On the agent node (vm-02), I set the /etc/rancher/rke2/config.yaml file as follow:
server:
- "https://192.168.56.101:9345"
token:
- "K101795742c954c5c8f5d9aa21588a6e6990f29ccdb3e5412292f01ea4bb41f31ae::server:6bf9ab3e0a1e214d85335657578cac67"
I then start the agent service. The first issue I notice is that the node kube-proxy-vm-02 never comes up on the initial start. I must restart the agent service for it to appear.

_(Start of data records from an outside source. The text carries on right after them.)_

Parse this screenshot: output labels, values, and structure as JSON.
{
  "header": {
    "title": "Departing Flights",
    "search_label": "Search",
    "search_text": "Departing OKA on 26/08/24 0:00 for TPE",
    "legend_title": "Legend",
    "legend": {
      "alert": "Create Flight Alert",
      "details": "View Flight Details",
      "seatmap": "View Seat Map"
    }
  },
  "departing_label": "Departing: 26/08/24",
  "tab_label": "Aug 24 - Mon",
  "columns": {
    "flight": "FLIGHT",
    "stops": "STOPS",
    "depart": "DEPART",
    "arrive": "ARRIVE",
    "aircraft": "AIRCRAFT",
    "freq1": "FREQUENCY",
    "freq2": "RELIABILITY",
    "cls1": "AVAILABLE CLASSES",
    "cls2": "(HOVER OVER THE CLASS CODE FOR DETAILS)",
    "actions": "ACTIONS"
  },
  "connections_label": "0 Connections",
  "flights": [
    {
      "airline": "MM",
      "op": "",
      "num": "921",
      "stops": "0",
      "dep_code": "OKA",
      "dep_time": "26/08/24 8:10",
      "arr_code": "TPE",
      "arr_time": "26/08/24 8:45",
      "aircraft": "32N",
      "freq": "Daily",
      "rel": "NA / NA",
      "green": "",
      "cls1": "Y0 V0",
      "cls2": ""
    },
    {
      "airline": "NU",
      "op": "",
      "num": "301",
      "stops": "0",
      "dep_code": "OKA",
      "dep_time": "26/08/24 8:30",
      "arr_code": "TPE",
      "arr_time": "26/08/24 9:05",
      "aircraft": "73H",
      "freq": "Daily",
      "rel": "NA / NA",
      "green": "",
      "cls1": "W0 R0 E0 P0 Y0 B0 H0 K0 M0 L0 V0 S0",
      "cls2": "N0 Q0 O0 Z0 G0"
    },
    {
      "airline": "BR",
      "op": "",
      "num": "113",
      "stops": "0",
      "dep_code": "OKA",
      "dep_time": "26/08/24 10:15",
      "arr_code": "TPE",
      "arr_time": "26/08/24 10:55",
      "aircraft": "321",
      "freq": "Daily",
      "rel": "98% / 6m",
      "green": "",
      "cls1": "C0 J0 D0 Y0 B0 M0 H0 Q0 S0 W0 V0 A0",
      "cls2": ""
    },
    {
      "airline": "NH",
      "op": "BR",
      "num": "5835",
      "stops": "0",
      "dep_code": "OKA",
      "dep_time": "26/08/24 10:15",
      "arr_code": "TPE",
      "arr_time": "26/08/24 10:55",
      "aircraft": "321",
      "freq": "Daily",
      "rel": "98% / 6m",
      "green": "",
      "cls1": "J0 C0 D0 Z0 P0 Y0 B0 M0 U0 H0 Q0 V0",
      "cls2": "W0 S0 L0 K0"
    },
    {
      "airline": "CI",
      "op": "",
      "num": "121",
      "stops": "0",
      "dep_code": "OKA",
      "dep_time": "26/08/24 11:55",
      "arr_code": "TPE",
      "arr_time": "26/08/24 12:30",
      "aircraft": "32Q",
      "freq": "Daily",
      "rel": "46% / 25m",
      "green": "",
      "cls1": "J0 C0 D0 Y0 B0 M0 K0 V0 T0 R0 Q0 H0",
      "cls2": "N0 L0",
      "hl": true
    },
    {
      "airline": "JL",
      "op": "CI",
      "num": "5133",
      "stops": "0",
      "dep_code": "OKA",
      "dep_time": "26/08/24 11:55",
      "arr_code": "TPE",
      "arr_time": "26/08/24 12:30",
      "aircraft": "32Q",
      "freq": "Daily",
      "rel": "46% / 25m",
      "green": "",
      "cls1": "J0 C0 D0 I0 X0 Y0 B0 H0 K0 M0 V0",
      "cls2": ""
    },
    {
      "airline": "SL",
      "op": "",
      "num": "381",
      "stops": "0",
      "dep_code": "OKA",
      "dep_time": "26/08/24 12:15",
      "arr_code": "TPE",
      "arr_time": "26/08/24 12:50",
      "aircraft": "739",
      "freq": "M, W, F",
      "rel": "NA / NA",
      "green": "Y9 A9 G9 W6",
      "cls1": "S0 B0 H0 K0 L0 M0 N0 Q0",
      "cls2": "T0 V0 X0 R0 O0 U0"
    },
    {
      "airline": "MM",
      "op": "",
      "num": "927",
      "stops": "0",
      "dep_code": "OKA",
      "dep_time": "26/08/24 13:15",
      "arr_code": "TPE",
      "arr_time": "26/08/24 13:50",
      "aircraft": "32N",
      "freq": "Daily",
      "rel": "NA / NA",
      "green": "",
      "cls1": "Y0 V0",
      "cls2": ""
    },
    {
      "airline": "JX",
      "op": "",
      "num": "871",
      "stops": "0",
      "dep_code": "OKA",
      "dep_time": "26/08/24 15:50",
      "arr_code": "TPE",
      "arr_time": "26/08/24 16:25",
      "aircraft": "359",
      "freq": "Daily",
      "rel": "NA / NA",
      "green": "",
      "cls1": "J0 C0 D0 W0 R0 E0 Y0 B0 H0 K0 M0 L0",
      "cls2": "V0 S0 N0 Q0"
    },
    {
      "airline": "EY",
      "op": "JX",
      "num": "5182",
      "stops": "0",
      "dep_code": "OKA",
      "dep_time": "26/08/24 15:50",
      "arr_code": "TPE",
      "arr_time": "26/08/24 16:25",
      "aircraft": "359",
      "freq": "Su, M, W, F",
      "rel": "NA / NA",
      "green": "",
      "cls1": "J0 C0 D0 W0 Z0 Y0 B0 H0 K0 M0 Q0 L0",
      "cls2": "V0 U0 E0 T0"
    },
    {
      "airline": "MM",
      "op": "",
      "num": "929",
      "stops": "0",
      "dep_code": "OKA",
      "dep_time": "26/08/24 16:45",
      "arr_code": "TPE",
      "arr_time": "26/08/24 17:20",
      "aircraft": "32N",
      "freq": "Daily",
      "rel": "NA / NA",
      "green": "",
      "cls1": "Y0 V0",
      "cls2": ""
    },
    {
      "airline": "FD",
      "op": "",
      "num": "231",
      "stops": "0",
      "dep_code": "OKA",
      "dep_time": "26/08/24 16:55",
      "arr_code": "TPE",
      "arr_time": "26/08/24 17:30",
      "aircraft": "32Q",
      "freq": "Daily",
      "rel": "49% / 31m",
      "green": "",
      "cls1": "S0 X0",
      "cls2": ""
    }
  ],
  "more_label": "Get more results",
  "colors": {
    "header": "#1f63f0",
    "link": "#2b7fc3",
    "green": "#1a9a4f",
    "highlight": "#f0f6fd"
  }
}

The second issue is that the extra rke2-coredns-rke2-coredns-XXX and rke2-canal-XXX nodes from the agent that come up never succeed. The coredns node is always stuck in Pending state. The canal node ends up in the Init:CrashLoopBackOff state. I just journalctl -u rke2-agent -f to check for error and this shows up:
Jan 18 11:49:48 vm-02 rke2[2346]: time="2023-01-18T11:49:48+07:00" level=info msg="Connecting to proxy" url="wss://10.0.2.15:9345/v1-rke2/connect"
Jan 18 11:49:48 vm-02 rke2[2346]: time="2023-01-18T11:49:48+07:00" level=error msg="Failed to connect to proxy. Empty dialer response" error="dial tcp 10.0.2.15:9345: connect: connection refused"
Jan 18 11:49:48 vm-02 rke2[2346]: time="2023-01-18T11:49:48+07:00" level=error msg="Remotedialer proxy error" error="dial tcp 10.0.2.15:9345: connect: connection refused"
It seems to me that the agent service keeps calling the server node at 10.0.2.15:9345. However I clearly specify that the server is located at 192.168.56.101:9345. Looks like this is the reason for my problem. Could someone tell me what I should do to get past this, and proceed further? Many thanks!